Original story by Logix from the Linux Uprising Blog. Published 2020-05-13, Originally published 2020-05-12.
This work is available under the Creative Commons Attribution (CC BY) license.
Czkawka. Screenshot by Logix, licensed under the Creative Commons Attribution license.
Czkawka is similar in both user interface and functionality to FSlint, a duplicate file finder for Linux which has not been updated from Python2 and thus, is no longer available for many Linux distributions.
The application is written in Rust, it comes with both GUI (GTK3) and CLI frontends, and is available for Linux, macOS and Microsoft Windows.
Using Czkawka, you can remove unnecessary files from your computer such as:
- duplicate files
- similar images (with image previews)
- music duplicates
- big files
- temporary files
- zeroed files
- invalid symlinks
- broken files
- empty files
- empty directories
From its simple user interface, you can include or exclude directories (with the option to either only scan the top directory or recursive scan) and items, and optionally add a list of allowed extensions.
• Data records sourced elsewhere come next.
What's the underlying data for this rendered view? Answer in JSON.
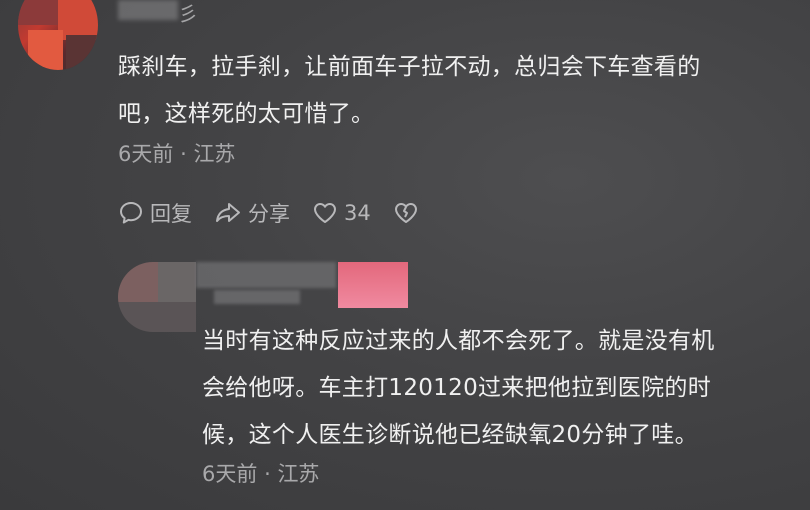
{
  "comment": {
    "username_suffix": "彡",
    "text": "踩刹车，拉手刹，让前面车子拉不动，总归会下车查看的\n吧，这样死的太可惜了。",
    "time": "6天前",
    "separator": "·",
    "location": "江苏",
    "actions": {
      "reply_label": "回复",
      "share_label": "分享",
      "like_count": "34"
    }
  },
  "reply": {
    "text": "当时有这种反应过来的人都不会死了。就是没有机\n会给他呀。车主打120120过来把他拉到医院的时\n候，这个人医生诊断说他已经缺氧20分钟了哇。",
    "time": "6天前",
    "separator": "·",
    "location": "江苏"
  },
  "icons": {
    "reply": "comment-bubble-icon",
    "share": "share-arrow-icon",
    "like": "heart-icon",
    "dislike": "broken-heart-icon"
  },
  "colors": {
    "background": "#434345",
    "text": "#f0f0f0",
    "meta": "#a9a9ab",
    "reply_badge": "#e3687c"
  }
}
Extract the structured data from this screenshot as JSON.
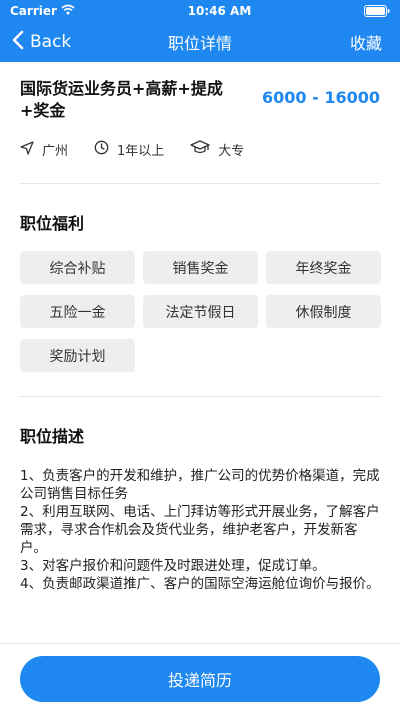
{
  "status_bar": {
    "carrier": "Carrier",
    "time": "10:46 AM"
  },
  "nav": {
    "back_label": "Back",
    "title": "职位详情",
    "favorite_label": "收藏"
  },
  "job": {
    "title": "国际货运业务员+高薪+提成+奖金",
    "salary": "6000 - 16000",
    "location": "广州",
    "experience": "1年以上",
    "education": "大专"
  },
  "benefits": {
    "title": "职位福利",
    "tags": [
      "综合补贴",
      "销售奖金",
      "年终奖金",
      "五险一金",
      "法定节假日",
      "休假制度",
      "奖励计划"
    ]
  },
  "description": {
    "title": "职位描述",
    "lines": [
      "1、负责客户的开发和维护，推广公司的优势价格渠道，完成公司销售目标任务",
      "2、利用互联网、电话、上门拜访等形式开展业务，了解客户需求，寻求合作机会及货代业务，维护老客户，开发新客户。",
      "3、对客户报价和问题件及时跟进处理，促成订单。",
      "4、负责邮政渠道推广、客户的国际空海运舱位询价与报价。"
    ]
  },
  "apply": {
    "label": "投递简历"
  },
  "colors": {
    "primary": "#1e87f0",
    "tag_bg": "#eeeeee"
  },
  "icons": {
    "location": "location-arrow-icon",
    "experience": "clock-icon",
    "education": "graduation-cap-icon"
  }
}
Some "unnecessary files" categories have their own options. For example when searching for duplicate files you can specify the minimum file size, check method (Hash, HashMb, Size or Name) and hash type (Blake3, CRC32 or XXH3). For similar images there are options to specify the minimum file size, and the level of similarity (ranging from minimal to very high). As for music duplicates, Czkawka allows setting the minimum file size, and the song title, artist, album title, album artist and year.
From the application options you can specify to show a confirmation dialog when deleting, move deleted files to trash instead of deleting them (this is unchecked by default, so you may want to enable this option so in case you remove the wrong files, you can restore them), disable showing image previews when scanning for similar images, etc.
In the Czkawka options you'll also find options for saving the current configuration, loading a saved configuration, and resetting it. Here, "configuration" means the settings you've entered in Czkawka for finding duplicates, like the included and excluded directories, check method, etc.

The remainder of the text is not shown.